O voo dura cerca de uma hora, mas o tempo total, incluindo preparação e pouso, é maior.
Não há transporte do hotel; o ponto de encontro é perto do Memorial Park.
Crianças menores de 5 anos e gestantes não podem voar; passageiros acima de 136 kg precisam comprar um espaço extra.
Você verá Garden of the Gods, Pikes Peak e Memorial Park do alto.
Inclui um brinde com champanhe após o pouso; não há refeições.
Este passeio não é recomendado para quem tem lesões na coluna.
Sua manhã inclui todas as taxas e impostos, acompanhamento de um piloto profissional durante o voo sobre pontos icônicos como Pikes Peak e Garden of the Gods, além do tradicional brinde com champanhe ao pousar com segurança.
Não esperava estar tão alerta às 5h30 da manhã, mas ali, naquele campo frio perto do Memorial Park, vendo o balão ser inflado, parecia que minha mente acordou antes do corpo. O som suave dos queimadores e os rostos sonolentos, alguns enrolados em cobertores, criavam uma atmosfera única. Nosso piloto — Mike, se não me engano — explicava tudo com calma, e quando perguntei se veríamos Garden of the Gods lá de cima, ele só sorriu e disse: “Espere só um pouco”.

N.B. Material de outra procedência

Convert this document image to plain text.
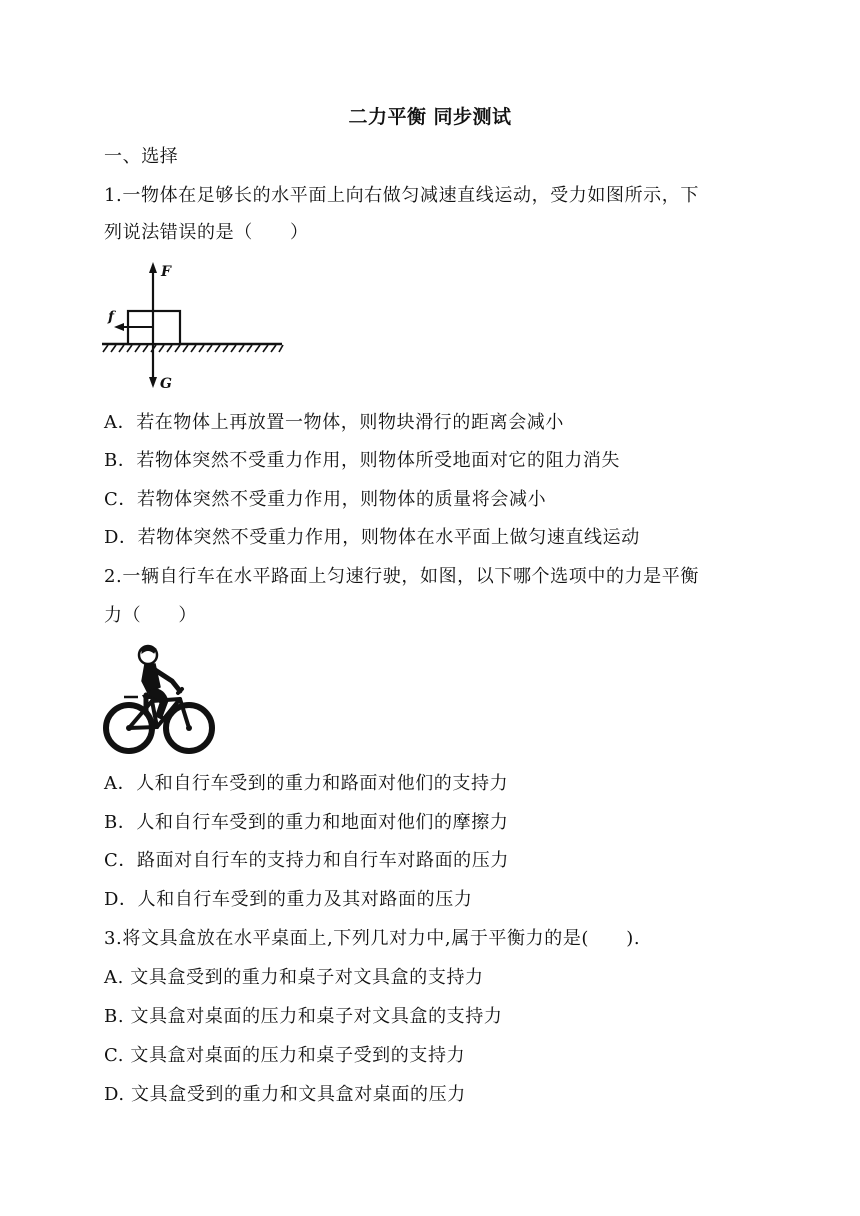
二力平衡 同步测试
一、选择
1.一物体在足够长的水平面上向右做匀减速直线运动，受力如图所示，下
列说法错误的是（　　）
F
f
G
A．若在物体上再放置一物体，则物块滑行的距离会减小
B．若物体突然不受重力作用，则物体所受地面对它的阻力消失
C．若物体突然不受重力作用，则物体的质量将会减小
D．若物体突然不受重力作用，则物体在水平面上做匀速直线运动
2.一辆自行车在水平路面上匀速行驶，如图，以下哪个选项中的力是平衡
力（　　）
A．人和自行车受到的重力和路面对他们的支持力
B．人和自行车受到的重力和地面对他们的摩擦力
C．路面对自行车的支持力和自行车对路面的压力
D．人和自行车受到的重力及其对路面的压力
3.将文具盒放在水平桌面上,下列几对力中,属于平衡力的是(　　).
A. 文具盒受到的重力和桌子对文具盒的支持力
B. 文具盒对桌面的压力和桌子对文具盒的支持力
C. 文具盒对桌面的压力和桌子受到的支持力
D. 文具盒受到的重力和文具盒对桌面的压力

A decolagem foi surpreendentemente suave. De repente, o chão desapareceu e Colorado Springs se abriu aos nossos olhos — telhados iluminados por manchas douradas, carros pequenos parecendo brinquedos. O sol bateu em Pikes Peak e por um instante ele parecia até rosa. Alguém apontou para alguns cervos nos campos perto do Garden of the Gods — confesso que teria passado batido se nosso guia não tivesse percebido primeiro. O ar lá em cima tinha um cheiro frio e seco, quase metálico? É difícil explicar, mas ficou na memória.
Depois de cerca de uma hora (perdi a noção do tempo), começamos a descer para um campo enquanto pessoas acenavam de seus quintais. O pouso foi mais turbulento que a decolagem — alguém riu quando o balão inclinou um pouco, mas ninguém se importou. Aí veio o brinde com champanhe; Mike contou que é uma tradição dos balonistas, e isso me fez sentir parte de um clube especial naquela manhã. Tentei dizer “saúde” em francês (não sei por quê) e errei — ninguém ligou. Então, se estiver pensando em fazer um passeio de balão ao nascer do sol em Colorado Springs, eu digo: vá sem medo. Só não espere sair da cesta parecendo elegante.